PEBBLE BEACH — It’s not easy to get here. The road from Monterey is twisty and steep, curling through a forest of giant trees. I’m thinking no one would want to live here, remote, removed, on the edge of the world, lost even to Californians.
Yet I look through the forest, to the tops of trees, and houses are perched there, perilously it seems, teetering on hillsides where trees have been taken down by landslides. And then we descend to the peninsula’s flatland. And to the Pebble Beach Golf Links. Where all is forgiven. Robert Louis Stevenson called the Monterey Peninsula “the most felicitous meeting of land and sea in creation.” No inkstained wretch should argue with the creator of the murderous Mr. Hyde. Still, “felicitous” is too dainty a word to describe the good work done here by, y’know, the ultimate golf architect, God. How about miraculous? It’s all breathtaking, astonishing, and pretty damn special.
The folks in charge of the United States Open golf tournament do many things well, and the thing they do best is bring their ultimate competition to the Pebble Beach Golf Links, the ultimate golf course. Maybe some places demand more of a player; Oakmont comes to mind. Maybe some places speak more to history; Augusta. No place, it says here, does all that while sending its players to the edge of the known world – way past Gilroy, just south and west of Salinas – and onto the greatest stage in golf.
We’ve all seen the Jack Nicklaus 1-iron collide with the flagstick at Pebble Beach’s 17th for a kick-in birdie that helped him win 1972 U.S. Open, the third of his four Open championships. That shot is such a piece of history that it is irrevocably tied to Pebble Beach, as if the place itself enriched Nicklaus’s record. The truth is the opposite.
That Open was the first that the U.S. Golf Association dared bring to removed, remote Pebble Beach. Nicklaus already was the best ever. So his 1-iron into a stiff breeze off the ocean gave Pebble Beach its first piece of Open immortality.
It is also part of why Nicklaus wrote, “If I only had one more round to play, I would choose to play it at Pebble Beach.”
After Nicklaus came Tom Watson in 1982 (that called chip-in at the 17th!), Tom Kite in ’92, Tiger Woods in 2000 (by 15 shots!), and Graeme McDowell in 2010. If, as one USGA executive director, Sandy Tatum, once said, the Open does not intend to “embarrass” the great players but to “identify” them, that list of champions shows that Pebble Beach has well played its role in the process.

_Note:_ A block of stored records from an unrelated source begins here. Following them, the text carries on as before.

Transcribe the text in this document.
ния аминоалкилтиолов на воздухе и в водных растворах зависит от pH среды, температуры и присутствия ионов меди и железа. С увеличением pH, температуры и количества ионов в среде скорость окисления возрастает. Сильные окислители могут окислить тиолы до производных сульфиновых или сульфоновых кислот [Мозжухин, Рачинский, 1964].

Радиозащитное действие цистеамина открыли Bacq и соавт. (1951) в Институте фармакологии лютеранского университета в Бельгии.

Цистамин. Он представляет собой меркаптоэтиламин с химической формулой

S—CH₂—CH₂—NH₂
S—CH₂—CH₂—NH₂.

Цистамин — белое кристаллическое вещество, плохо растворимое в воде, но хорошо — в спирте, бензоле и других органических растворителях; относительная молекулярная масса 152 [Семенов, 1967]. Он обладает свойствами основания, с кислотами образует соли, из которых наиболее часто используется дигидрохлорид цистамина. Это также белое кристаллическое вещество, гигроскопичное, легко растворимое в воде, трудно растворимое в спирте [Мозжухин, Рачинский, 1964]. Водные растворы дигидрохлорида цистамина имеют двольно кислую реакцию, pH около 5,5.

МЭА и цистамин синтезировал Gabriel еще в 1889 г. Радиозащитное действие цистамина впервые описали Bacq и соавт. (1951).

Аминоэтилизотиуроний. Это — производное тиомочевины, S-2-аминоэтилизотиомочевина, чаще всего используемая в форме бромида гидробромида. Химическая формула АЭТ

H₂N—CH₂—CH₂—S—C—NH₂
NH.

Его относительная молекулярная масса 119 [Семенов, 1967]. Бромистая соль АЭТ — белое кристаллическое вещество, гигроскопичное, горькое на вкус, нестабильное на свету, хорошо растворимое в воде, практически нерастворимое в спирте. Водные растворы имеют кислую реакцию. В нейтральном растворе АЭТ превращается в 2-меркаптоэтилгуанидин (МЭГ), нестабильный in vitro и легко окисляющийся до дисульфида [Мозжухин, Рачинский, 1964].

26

Pebble’s return to the Open rotation nine years after McDowell’s victory—it’s also coming back in 2027—may also gladden hearts of the USGA administrators who have come in for some heat of late— as the 2015 champion Jordan Spieth noted in a press conference Tuesday:
“I think recent history (for the USGA) was just kind of a bit unlucky. One golf course played a lot easier. (Erin Hills, 2017). You had a rules thing (Dustin Johnson, Oakmont, 2016), and some greens that ended up not the way that they were supposed to be (Chalmers Bay, 2015). I don’t know necessarily if all the blame goes to one place, or a number of places, or there shouldn’t be any blame. If we’re going to look at 2015, I was playing the best going in, and so was Dustin and (Jason) Day, and look at the leader board on Sunday. Maybe it wasn’t ideal conditions, but it didn’t separate who was playing the best that week. Same with DJ playing the best at Oakmont, he winds up winning. Big picture, you still had the right champions every single time.”
And now they come not to a place unknown, not to Erin Hills or Chambers Bay, but to a place called felicitous and breathtaking and “one of the most amazing pieces of property in the world” (Spieth, Tuesday). They come to Pebble Beach, a property sanctified by Nicklaus and Watson and beatified by Woods, and we’ll see if Brooks Koepka can add to the history. Victory would be Koepka’s third straight in the Open. That trifecta has been done, but only once, and a lot has happened since Willie Anderson came over from Scotland and did it in 1903, ’04, and ’05.
By the way, Robert Louis Stevenson was also Scottish. He was 29 years old in 1879 when he walked the beaches of the Monterey Peninsula. Brooks Koepka is also 29. Make of that what you will.